Unlike the band's prior outing, 'You Get What You Give' (Atlantic/Southern Ground), which grew out of songs that had already been in the band's live set before it entered the studio, 'Uncaged' was put together from brand new material. After booking some downtime, they all retreated to the Appalachian foothills near Dahlonega. "It had a very cleansing vibe to it," Fryar recalls. "You get really bad cell service there, which was great. There weren't any distractions. We were able to cut off the outside world and dig into what we wanted to say on this record."
They carried with them some 40 songs, none of which had been fleshed out or arranged for the band, and some of which weren't completely done. The goal of the retreat was to pull out and arrange the right 11 songs.
"It was an intensive workshop," notes bassist John Driskell Hopkins. "We hit the record button any time we had an idea worth keeping. Then we'd change things as we went. And we did that in a great place to build a campfire, cook some food, hang out and have some fellowship too. I'm amazed that we got so much done in just four or five days. "
Then, with producer Keith Stegall (Alan Jackson, George Jones) in tow, the band settled in at Echo Mountain Recording Studio in Asheville, N.C. to lay down basic tracks, then took a "working vacation" to Key West, to record vocals at Jimmy Buffett's Shrimpboat Sound.
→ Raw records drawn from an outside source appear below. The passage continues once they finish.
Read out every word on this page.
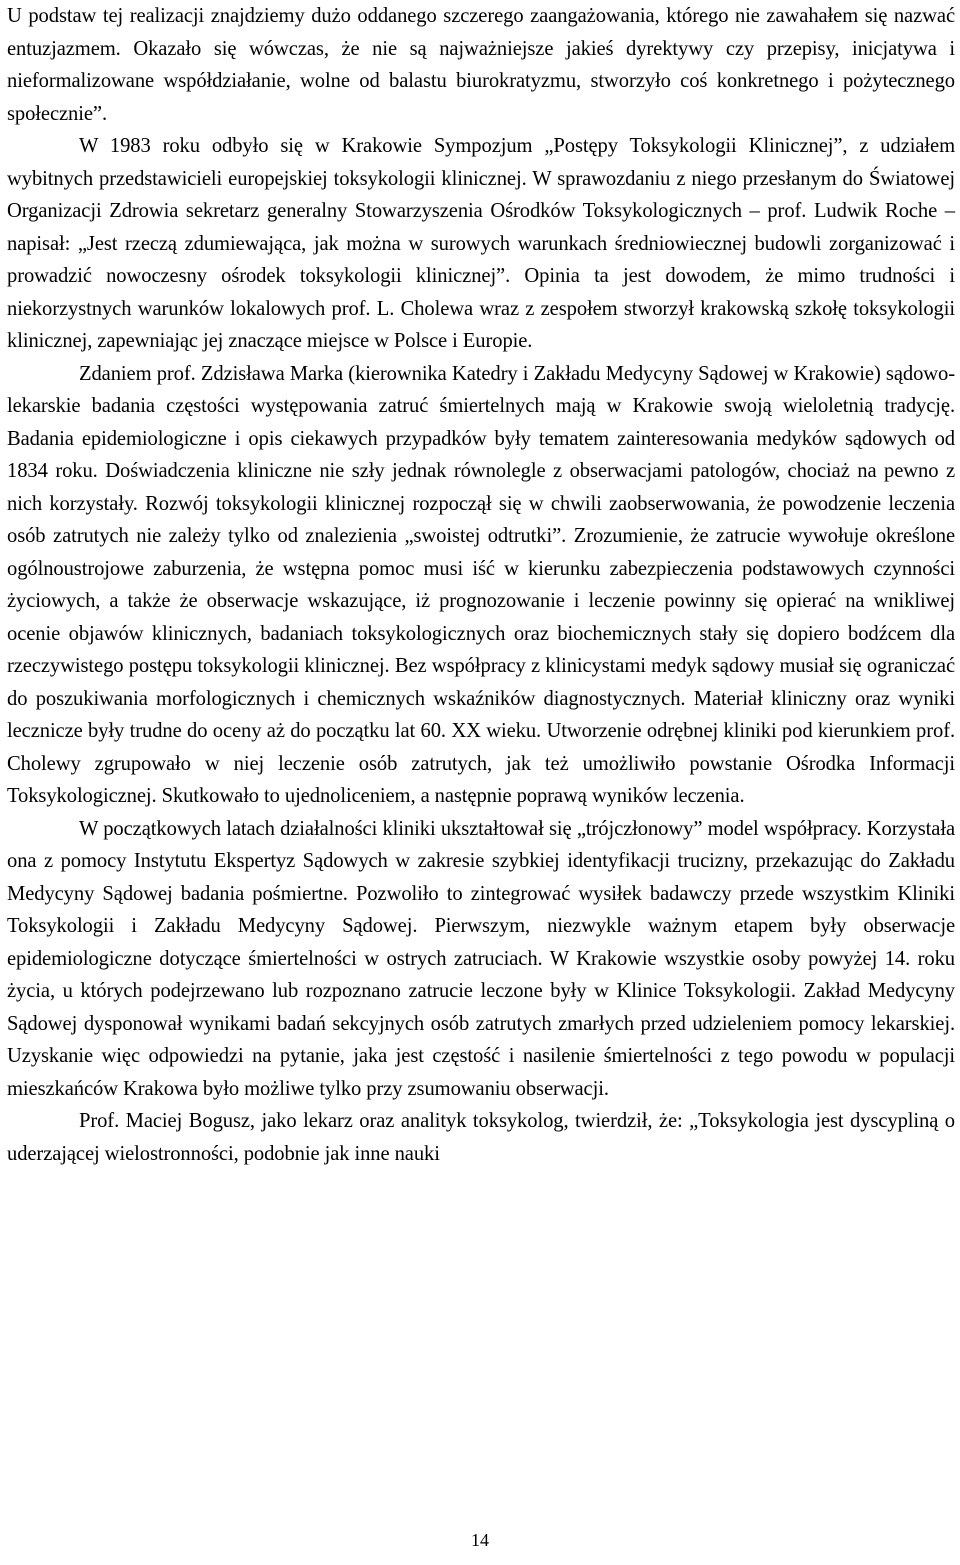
U podstaw tej realizacji znajdziemy dużo oddanego szczerego zaangażowania, którego nie zawahałem się nazwać entuzjazmem. Okazało się wówczas, że nie są najważniejsze jakieś dyrektywy czy przepisy, inicjatywa i nieformalizowane współdziałanie, wolne od balastu biurokratyzmu, stworzyło coś konkretnego i pożytecznego społecznie”.

W 1983 roku odbyło się w Krakowie Sympozjum „Postępy Toksykologii Klinicznej”, z udziałem wybitnych przedstawicieli europejskiej toksykologii klinicznej. W sprawozdaniu z niego przesłanym do Światowej Organizacji Zdrowia sekretarz generalny Stowarzyszenia Ośrodków Toksykologicznych – prof. Ludwik Roche – napisał: „Jest rzeczą zdumiewająca, jak można w surowych warunkach średniowiecznej budowli zorganizować i prowadzić nowoczesny ośrodek toksykologii klinicznej”. Opinia ta jest dowodem, że mimo trudności i niekorzystnych warunków lokalowych prof. L. Cholewa wraz z zespołem stworzył krakowską szkołę toksykologii klinicznej, zapewniając jej znaczące miejsce w Polsce i Europie.

Zdaniem prof. Zdzisława Marka (kierownika Katedry i Zakładu Medycyny Sądowej w Krakowie) sądowo-lekarskie badania częstości występowania zatruć śmiertelnych mają w Krakowie swoją wieloletnią tradycję. Badania epidemiologiczne i opis ciekawych przypadków były tematem zainteresowania medyków sądowych od 1834 roku. Doświadczenia kliniczne nie szły jednak równolegle z obserwacjami patologów, chociaż na pewno z nich korzystały. Rozwój toksykologii klinicznej rozpoczął się w chwili zaobserwowania, że powodzenie leczenia osób zatrutych nie zależy tylko od znalezienia „swoistej odtrutki”. Zrozumienie, że zatrucie wywołuje określone ogólnoustrojowe zaburzenia, że wstępna pomoc musi iść w kierunku zabezpieczenia podstawowych czynności życiowych, a także że obserwacje wskazujące, iż prognozowanie i leczenie powinny się opierać na wnikliwej ocenie objawów klinicznych, badaniach toksykologicznych oraz biochemicznych stały się dopiero bodźcem dla rzeczywistego postępu toksykologii klinicznej. Bez współpracy z klinicystami medyk sądowy musiał się ograniczać do poszukiwania morfologicznych i chemicznych wskaźników diagnostycznych. Materiał kliniczny oraz wyniki lecznicze były trudne do oceny aż do początku lat 60. XX wieku. Utworzenie odrębnej kliniki pod kierunkiem prof. Cholewy zgrupowało w niej leczenie osób zatrutych, jak też umożliwiło powstanie Ośrodka Informacji Toksykologicznej. Skutkowało to ujednoliceniem, a następnie poprawą wyników leczenia.

W początkowych latach działalności kliniki ukształtował się „trójczłonowy” model współpracy. Korzystała ona z pomocy Instytutu Ekspertyz Sądowych w zakresie szybkiej identyfikacji trucizny, przekazując do Zakładu Medycyny Sądowej badania pośmiertne. Pozwoliło to zintegrować wysiłek badawczy przede wszystkim Kliniki Toksykologii i Zakładu Medycyny Sądowej. Pierwszym, niezwykle ważnym etapem były obserwacje epidemiologiczne dotyczące śmiertelności w ostrych zatruciach. W Krakowie wszystkie osoby powyżej 14. roku życia, u których podejrzewano lub rozpoznano zatrucie leczone były w Klinice Toksykologii. Zakład Medycyny Sądowej dysponował wynikami badań sekcyjnych osób zatrutych zmarłych przed udzieleniem pomocy lekarskiej. Uzyskanie więc odpowiedzi na pytanie, jaka jest częstość i nasilenie śmiertelności z tego powodu w populacji mieszkańców Krakowa było możliwe tylko przy zsumowaniu obserwacji.

Prof. Maciej Bogusz, jako lekarz oraz analityk toksykolog, twierdził, że: „Toksykologia jest dyscypliną o uderzającej wielostronności, podobnie jak inne nauki

14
Additional overdubs took place in Atlanta and Nashville.
The result is the most expansive album Zac Brown Band has ever delivered, where the group's trademark vocal harmonies meet jaw-dropping musicianship in a musical world where genre boundaries are increasingly slippery.
But if you think that's going to mean reduced radio exposure and a shrinking audience, you don't know this band very well—or its audience. "A lot of other artists may choose to sit back and do the same record they did last time, because they don't want to lose those fans," Fryar observes. " But from our perspective, we think those fans deserve the best music we can make. If it's different from the past record that's OK, because it's the best we can do. And they deserve the best. They're paying our bills and feeding our families."
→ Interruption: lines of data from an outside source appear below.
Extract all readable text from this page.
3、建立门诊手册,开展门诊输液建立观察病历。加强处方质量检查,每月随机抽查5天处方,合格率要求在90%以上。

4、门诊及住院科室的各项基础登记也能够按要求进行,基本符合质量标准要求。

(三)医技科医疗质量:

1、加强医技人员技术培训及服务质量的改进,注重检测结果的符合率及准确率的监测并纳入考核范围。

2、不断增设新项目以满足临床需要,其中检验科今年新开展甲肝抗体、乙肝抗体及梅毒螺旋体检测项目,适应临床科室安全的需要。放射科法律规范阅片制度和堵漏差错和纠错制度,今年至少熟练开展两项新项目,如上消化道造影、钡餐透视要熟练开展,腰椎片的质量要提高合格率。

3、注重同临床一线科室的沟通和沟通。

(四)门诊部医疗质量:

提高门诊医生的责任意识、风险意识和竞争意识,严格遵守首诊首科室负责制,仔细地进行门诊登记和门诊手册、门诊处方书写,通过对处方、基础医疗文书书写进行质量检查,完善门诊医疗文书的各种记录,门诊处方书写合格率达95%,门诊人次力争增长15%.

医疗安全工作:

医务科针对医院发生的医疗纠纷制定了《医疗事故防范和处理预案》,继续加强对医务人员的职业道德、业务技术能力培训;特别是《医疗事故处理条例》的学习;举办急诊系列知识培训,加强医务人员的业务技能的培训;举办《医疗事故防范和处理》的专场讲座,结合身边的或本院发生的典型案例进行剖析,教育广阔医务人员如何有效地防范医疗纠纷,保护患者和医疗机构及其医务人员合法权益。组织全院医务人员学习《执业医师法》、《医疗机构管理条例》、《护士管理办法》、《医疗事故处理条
Asked whether the band still feels at home on country radio, Hopkins notes that country radio has grown and evolved just as the band has. "It's southern radio to me, and I don't think we're doing anything southern people wouldn't like."
"I love country radio because of the dedication they have given us," De Martini affirms. "When I talk to program directors they tell me they're happy to play it, but they really have no choice because the fans are crazy about calling in and requesting our music all the time."
The album's two featured guests, Amos Lee and Trombone Shorty, aren't Music Row signifiers in the same way Alan Jackson was on 'You Get What You Give,' but Brown says this doesn't mean the band is leaving country music behind. Far from it—lead single "The Wind" is "the most country thing we've ever done," he notes. There is no "master plan," he adds. "We were just getting our buddies to sing with us."
In many ways Zac Brown Band is an unlikely success story. Bands who cover so much territory tend to become critics' darlings, but not platinum sellers.
"The two things I think that make this band different from anybody else, and the reason why we're here today, is that everybody has an insane work ethic," Bowles observes. "Nobody complains. Everybody plays their asses off, everybody gets on the plane or bus even if they're not feeling well, and tries to do everything to the best of their ability, always. And Zac has this ability to make you believe what he's singing no matter what. So if we do an R&B tune or a reggae tune, he's totally believable. You believe he's lived 'Highway 20 Ride,' for example. His conviction comes through all those songs."
"One cool thing about Zac is that he loves to include everybody," De Martini adds. "He doesn't really have to have the Zac Brown Band. I think he would be successful just as Zac Brown. But the band adds a lot and takes it to another level. It's one big family with him."